Significant Whitespace

· Allanderek's blog


I will admit that before I tried my first programming language that used significant whitespace, I thought it would be horrible. I cannot remember why. I was thinking about this whilst reading An incomplete list of complaints about real code. In this the author doesn't like signficant white space, here is what they say:

I don't like meaningful whitespace. If a tab means one thing and a space means another and they both print the same way (i.e., NOTHING, a big blank space on the screen), I'm not going to be happy. Also, if the amount of whitespace somehow controls branching or blocking of code, you better believe I'm not going to be happy when it trips someone up.

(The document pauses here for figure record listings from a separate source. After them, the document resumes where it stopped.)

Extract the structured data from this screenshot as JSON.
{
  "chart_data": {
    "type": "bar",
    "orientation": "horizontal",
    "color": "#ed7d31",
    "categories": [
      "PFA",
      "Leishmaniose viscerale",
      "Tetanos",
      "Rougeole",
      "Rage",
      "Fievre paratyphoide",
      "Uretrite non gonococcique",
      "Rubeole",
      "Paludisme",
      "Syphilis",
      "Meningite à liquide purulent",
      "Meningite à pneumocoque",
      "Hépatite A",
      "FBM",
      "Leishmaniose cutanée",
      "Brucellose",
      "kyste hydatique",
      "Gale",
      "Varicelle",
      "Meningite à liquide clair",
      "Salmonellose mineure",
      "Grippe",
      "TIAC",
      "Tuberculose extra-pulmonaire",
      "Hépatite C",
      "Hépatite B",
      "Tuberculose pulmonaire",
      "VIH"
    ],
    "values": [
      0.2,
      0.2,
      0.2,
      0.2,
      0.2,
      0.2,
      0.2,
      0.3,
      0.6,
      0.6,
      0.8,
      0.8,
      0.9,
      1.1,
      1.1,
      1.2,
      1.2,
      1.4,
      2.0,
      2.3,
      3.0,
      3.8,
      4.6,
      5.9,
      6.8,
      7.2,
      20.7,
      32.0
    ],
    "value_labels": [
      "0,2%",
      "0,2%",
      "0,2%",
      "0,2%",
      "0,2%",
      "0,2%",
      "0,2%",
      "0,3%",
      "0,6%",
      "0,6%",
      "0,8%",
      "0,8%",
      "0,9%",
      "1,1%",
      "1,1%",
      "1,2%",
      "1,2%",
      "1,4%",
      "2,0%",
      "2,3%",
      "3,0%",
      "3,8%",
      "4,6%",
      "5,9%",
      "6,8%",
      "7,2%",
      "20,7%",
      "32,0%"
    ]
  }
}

I'm not going to argue much against this, because that's not really the point of this post, but I cannot help myself. The first complaint is not really about significant whitespace but about tabs/spaces meaning different things but looking the same. The tabs-vs-spaces debate is kind of interesting in that both sides make reasonable points, but I think Elm gets this correct, it just entirely disallows tabs. That takes the whole debate off the table. There are certainly some downsides to this, but I think the upsides are a clear win. The second point I wish the author had expanded upon, they do not make any sort of argument here, I agree I'd be unhappy if whitespace "trips someone up" but isn't it vastly more likely that non-significant whitespace is going to trip someone up?

Anyway the point I wanted to make today was about how tooling can mitigate the debate around syntax quite significantly. An example of this from long ago is line-versus-block comments. In Elm you can do line comments with -- and block comments with {- .. -}. Now, think back to a time before syntax highlighting etc. when editors were just text editors rather than the IDEs they are today. These two styles of comments had complementary advantages.

Now editors do syntax highlighting so that pretty much removes the advantage of line comments, you can see by the colour whether a particular line has been commented out or not. However, editors can now also automatically comment a block of code, so that pretty much removes the advantage of block comments. So now if you ask me which I prefer, I basically do not have a strong opinion.

Now let's think back to significant whitespace. I think this is a major boon for programming, it means you will never have misleading indentation, and also you can reduce syntax noise. However, as discussed on elm-radio Elm has a quite brilliant automatic formatter. It's quite brilliant for a few reasons but it is ably helped by the frugality of Elm's syntax. The best thing about elm-format is that it removes 99% of your formatting decisions from you. This is so liberating and kind of hard to describe until you try it. But my experience is such that I would find it awkward to go back to a developing without an automated formatter, and worse, having discussions with my team on formatting.

Anyway, so elm-format is great, and once you have that, it doesn't really matter so much whether white-space is signficant or not. You will still never have misleading whitespace. I would still rather have significant white-space for two reasons:

  1. It still reduces the noise of the syntax, that is, fewer parenthetical tokens required such as {, }, begin, and end.
  2. I still think it's possible to briefly mislead yourself with whitespace until the formatter kicks in, but you might not notice immediately. That means there is still a bug in there until someone notices. It's more likely to get noticed now that formatter has done its thing, but still.

So the classic example of misleading whitespace is something like:

1    ...
2    if (some_condition)
3        x = 0;
4        y = 0;
5    ...

Here, you meant to reset to zero both x and y only if some_condition is true. Unfortunately because you didn't use curly-braces only the statement x = 0; is actually guarded by the conditional. I could see someone writing this and then continuing another block of code before finally saving and the auto-formatter change this to:

1    ...
2    if (some_condition)
3        x = 0;
4    y = 0;
5    ...

Or perhaps even also adding in the curly-braces. The point is, unless you're going back over all your code after you save it, the auto-formatter hasn't prevented the initial bug. This isn't a fault of the auto-formatter. It's mostly the fault of poor syntax choices. But the point is that even with a good auto-formatter I still slightly prefer significantly whitespace.

But my main point, is that the auto-formatter does at least somewhat mitigate this choice. Because of the auto-formatter I'm way less bothered whether whitespace is significant or not. I think I'd rather work in a language that insists on the use of an auto-formatter than one which uses significant whitespace. In other words if I had to choose between significant whitespace or a non-optional auto-formatter, I'd choose a non-optional auto-formattter. Note: in Elm the auto-formatter is optional, but it's generally expected by the community, so it's not technically obligatory but it's socially obligatory.

To wrap back round to tabs-vs-spaces, I could deal with either tabs being disallowed as in Elm, or the use of tabs being mandatory for indentation (ie. you couldn't use spaces at the start of a line). Either would be fine with me, it's the mixing of the two that is what causes so much pain. You see this time and time again, the less choice you give to programmers, typically, the better.